Mi sobrina se quedó inmóvil, observándome con la misma fijeza indefinida con que me observaba su madre cuando éramos pequeñas. Esa habilidad heredada para ocultar sus pensamientos era lo que menos me gustaba de ella porque, de todos modos, y mal que le pesara, se le adivinaban. Así que, como yo había practicado aquel deporte durante mucho tiempo con su abuela y su madre, aquella niña no tenía nada que hacer conmigo.
– ¿No preferiría el negro de los botones? Le quedaría bien con algún vestido a juego.
– Voy a ponerme el de las flores con la blusa y la falda azules.
La mirada neutral continuó.
– ¿Recuerda que va a venir al muelle personal del consulado para recogernos?
– Por eso mismo voy a ponerme lo que te he dicho. Es la ropa que mejor me sienta. ¡Ah, y el bolso y los zapatos blancos, por favor!

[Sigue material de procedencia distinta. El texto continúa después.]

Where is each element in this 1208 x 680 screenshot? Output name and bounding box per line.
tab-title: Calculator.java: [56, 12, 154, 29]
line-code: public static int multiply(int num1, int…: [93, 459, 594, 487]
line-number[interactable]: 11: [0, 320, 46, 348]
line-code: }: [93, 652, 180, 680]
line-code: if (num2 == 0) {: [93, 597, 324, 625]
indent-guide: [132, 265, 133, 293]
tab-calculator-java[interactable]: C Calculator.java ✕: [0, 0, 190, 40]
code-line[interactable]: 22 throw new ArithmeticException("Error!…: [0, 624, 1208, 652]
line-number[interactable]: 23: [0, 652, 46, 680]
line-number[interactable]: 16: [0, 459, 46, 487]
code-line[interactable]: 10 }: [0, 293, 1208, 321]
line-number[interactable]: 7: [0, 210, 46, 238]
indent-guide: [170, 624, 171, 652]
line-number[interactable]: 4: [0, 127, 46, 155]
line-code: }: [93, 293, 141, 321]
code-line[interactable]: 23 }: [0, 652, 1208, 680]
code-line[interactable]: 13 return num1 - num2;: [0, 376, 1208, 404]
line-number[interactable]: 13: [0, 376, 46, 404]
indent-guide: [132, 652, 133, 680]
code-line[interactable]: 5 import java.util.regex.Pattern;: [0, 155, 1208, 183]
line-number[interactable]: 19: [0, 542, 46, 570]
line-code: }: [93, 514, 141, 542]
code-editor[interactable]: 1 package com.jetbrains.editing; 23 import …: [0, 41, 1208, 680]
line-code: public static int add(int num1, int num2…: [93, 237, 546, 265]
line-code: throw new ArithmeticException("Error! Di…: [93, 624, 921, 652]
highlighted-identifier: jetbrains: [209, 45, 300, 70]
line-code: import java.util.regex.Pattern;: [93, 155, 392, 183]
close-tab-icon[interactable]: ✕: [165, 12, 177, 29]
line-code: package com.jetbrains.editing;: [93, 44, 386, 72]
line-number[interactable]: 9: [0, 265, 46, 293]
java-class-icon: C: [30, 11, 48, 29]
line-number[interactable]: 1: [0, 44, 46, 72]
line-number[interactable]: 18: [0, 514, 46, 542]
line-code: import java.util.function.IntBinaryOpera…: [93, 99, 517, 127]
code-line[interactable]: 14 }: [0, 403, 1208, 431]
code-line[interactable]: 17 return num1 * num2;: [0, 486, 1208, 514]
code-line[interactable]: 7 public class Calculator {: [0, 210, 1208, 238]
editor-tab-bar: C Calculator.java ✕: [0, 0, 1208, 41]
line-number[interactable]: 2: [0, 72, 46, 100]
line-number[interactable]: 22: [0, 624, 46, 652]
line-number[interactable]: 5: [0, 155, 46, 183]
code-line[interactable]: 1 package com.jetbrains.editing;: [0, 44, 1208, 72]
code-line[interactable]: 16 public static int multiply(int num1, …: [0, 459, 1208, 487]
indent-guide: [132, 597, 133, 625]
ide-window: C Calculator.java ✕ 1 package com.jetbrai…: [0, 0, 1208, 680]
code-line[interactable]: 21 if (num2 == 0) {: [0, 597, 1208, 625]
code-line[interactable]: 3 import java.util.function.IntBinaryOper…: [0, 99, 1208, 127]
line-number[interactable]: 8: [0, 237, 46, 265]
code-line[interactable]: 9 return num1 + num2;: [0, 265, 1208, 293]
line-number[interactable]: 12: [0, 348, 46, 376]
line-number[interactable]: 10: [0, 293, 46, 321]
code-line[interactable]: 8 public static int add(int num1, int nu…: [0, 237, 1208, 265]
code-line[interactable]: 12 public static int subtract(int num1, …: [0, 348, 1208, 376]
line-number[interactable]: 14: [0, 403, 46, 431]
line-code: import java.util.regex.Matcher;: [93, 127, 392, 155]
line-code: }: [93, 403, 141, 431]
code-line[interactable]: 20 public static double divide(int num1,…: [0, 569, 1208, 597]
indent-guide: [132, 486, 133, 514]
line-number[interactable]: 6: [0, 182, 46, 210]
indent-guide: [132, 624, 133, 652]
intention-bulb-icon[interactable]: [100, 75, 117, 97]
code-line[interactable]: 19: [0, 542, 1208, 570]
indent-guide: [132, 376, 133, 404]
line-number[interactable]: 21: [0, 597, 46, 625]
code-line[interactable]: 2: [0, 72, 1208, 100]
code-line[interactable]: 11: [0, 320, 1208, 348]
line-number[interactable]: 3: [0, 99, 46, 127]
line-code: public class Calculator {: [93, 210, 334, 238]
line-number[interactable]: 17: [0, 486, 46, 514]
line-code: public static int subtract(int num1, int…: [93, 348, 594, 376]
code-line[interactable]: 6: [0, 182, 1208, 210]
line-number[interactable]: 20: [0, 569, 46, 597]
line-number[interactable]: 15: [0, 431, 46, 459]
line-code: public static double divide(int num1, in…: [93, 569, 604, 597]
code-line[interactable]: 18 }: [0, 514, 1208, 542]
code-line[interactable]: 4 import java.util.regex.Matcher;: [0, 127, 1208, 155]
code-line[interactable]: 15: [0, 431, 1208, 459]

Cuando todos los baúles estuvieron cerrados y la ropa que había pedido dispuesta a los pies de la cama, mi sobrina salió del camarote sin decir una sola palabra más. Para entonces, yo ya me encontraba bastante recuperada gracias a la engañosa inmovilidad de la nave que, según pude advertir por las ventanillas, avanzaba lentamente entre un denso tráfico de buques tan grandes como el nuestro y un enjambre de veloces barquichuelas con velas cuadradas bajo cuyos sombrajos se cobijaban pescadores solitarios o, increíblemente, familias enteras de chinos, con ancianos, mujeres y niños.